L-R: Burburry, Christopher Kane “It’s about crash and repair,” Topshop Unique
Unsung Heroes – Let’s not forget
Mary Katrantzou took inspiration for her S/S16 collection from cosmology and the order of things. The end result showcased explorer chic taken to new dimensions with an emphasis on light, beauty and femininity. There was a departure from her usual sharp shapes and a veering towards softer silhouettes. And as always we admire the complicity. Felder Felder was every cool kids fantasy, from high-shine metallics, mesh and clashing colour blocking; there was no stone left unturned. Peter Pilotto stuck true to his name with a collection centred on varying shapes and textures. The layering of fabrics was a new touch for S/S 16. The addition of Chantilly lace was a firm favourite and secures the collection as delicate yet wearable. House of Holland S/S 16 was an array of khaki explorer jackets, fringed ankle boots and prints aplenty all culminating to create the ultimate in traveller chic.

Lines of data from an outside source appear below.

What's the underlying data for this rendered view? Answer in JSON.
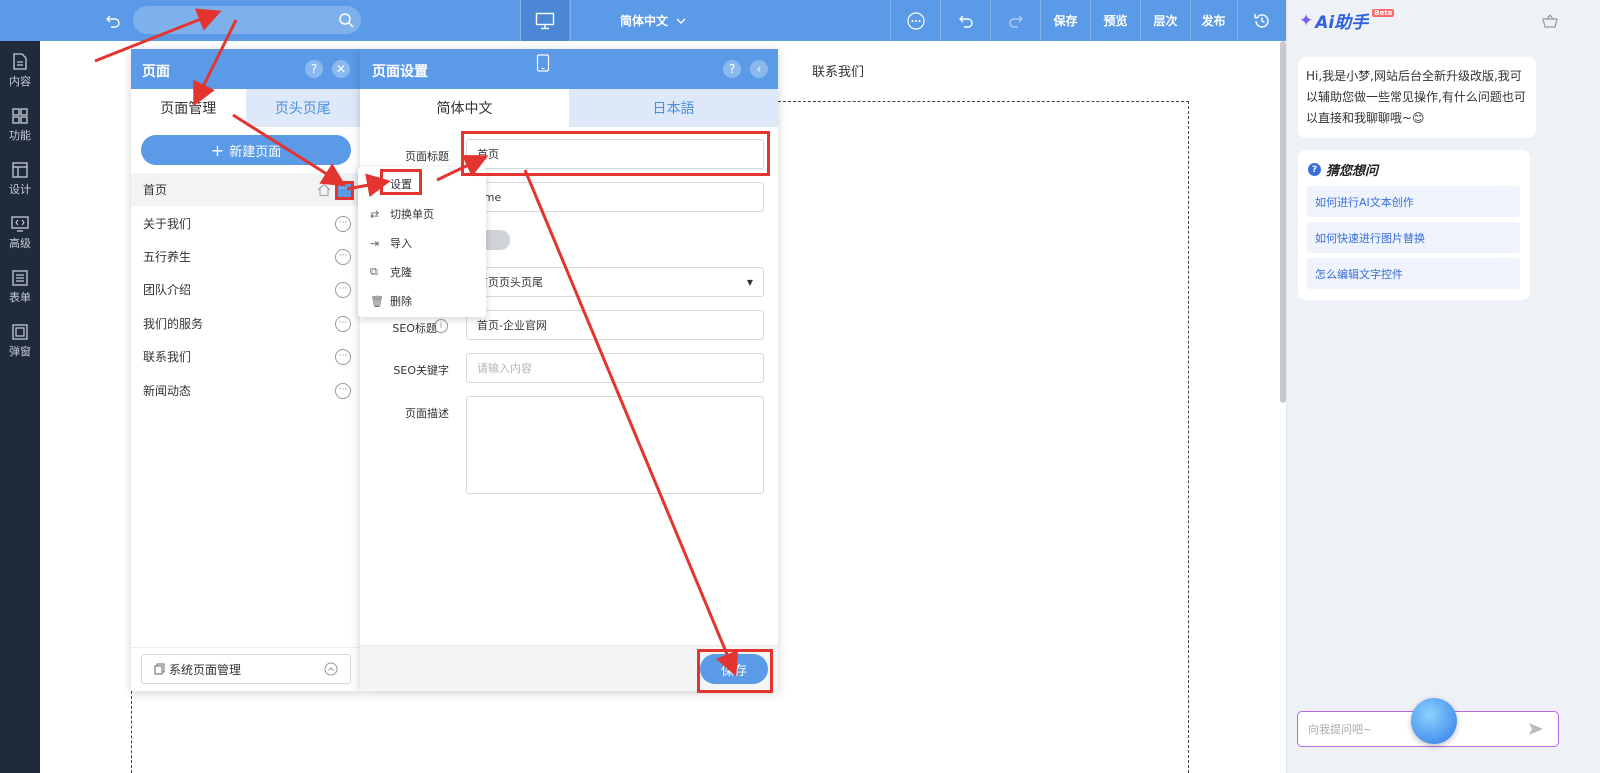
{
  "topbar": {
    "language": "简体中文",
    "save": "保存",
    "preview": "预览",
    "layers": "层次",
    "publish": "发布"
  },
  "rail": [
    {
      "label": "内容",
      "icon": "document-icon"
    },
    {
      "label": "功能",
      "icon": "grid-icon"
    },
    {
      "label": "设计",
      "icon": "layout-icon"
    },
    {
      "label": "高级",
      "icon": "code-icon"
    },
    {
      "label": "表单",
      "icon": "form-icon"
    },
    {
      "label": "弹窗",
      "icon": "popup-icon"
    }
  ],
  "canvas": {
    "nav_item": "联系我们"
  },
  "pages_panel": {
    "title": "页面",
    "tabs": [
      "页面管理",
      "页头页尾"
    ],
    "new_page": "新建页面",
    "pages": [
      "首页",
      "关于我们",
      "五行养生",
      "团队介绍",
      "我们的服务",
      "联系我们",
      "新闻动态"
    ],
    "system_pages": "系统页面管理"
  },
  "context_menu": [
    "设置",
    "切换单页",
    "导入",
    "克隆",
    "删除"
  ],
  "settings_panel": {
    "title": "页面设置",
    "tabs": [
      "简体中文",
      "日本語"
    ],
    "page_title_label": "页面标题",
    "page_title_value": "首页",
    "url_value": "ome",
    "header_footer_value": "首页页头页尾",
    "seo_title_label": "SEO标题",
    "seo_title_value": "首页-企业官网",
    "seo_keywords_label": "SEO关键字",
    "seo_keywords_placeholder": "请输入内容",
    "description_label": "页面描述",
    "save": "保存"
  },
  "ai_panel": {
    "title": "Ai助手",
    "beta": "Beta",
    "greeting": "Hi,我是小梦,网站后台全新升级改版,我可以辅助您做一些常见操作,有什么问题也可以直接和我聊聊哦~😊",
    "guess_title": "猜您想问",
    "suggestions": [
      "如何进行AI文本创作",
      "如何快速进行图片替换",
      "怎么编辑文字控件"
    ],
    "input_placeholder": "向我提问吧~"
  },
  "colors": {
    "primary": "#5b9ae6",
    "rail": "#1f2a3b",
    "annotation": "#e3342f"
  }
}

L-R: Mary Katrantzou “I wanted it to be enchanting and beautiful,”, Felder Felder , Peter Pilotto, House of Holland “psychedelic, trippy, and eccentric,”
Round of Applause – The ones to follow
L-R: Christopher Raeburn, Kingston University MA collection, Giles, Huishan Zhang
LFW sure got everyone talking, with the five day event generating over one million more tweets than NYFW. Let’s see how Milan and Paris hold their weight as fashion month draws to a close.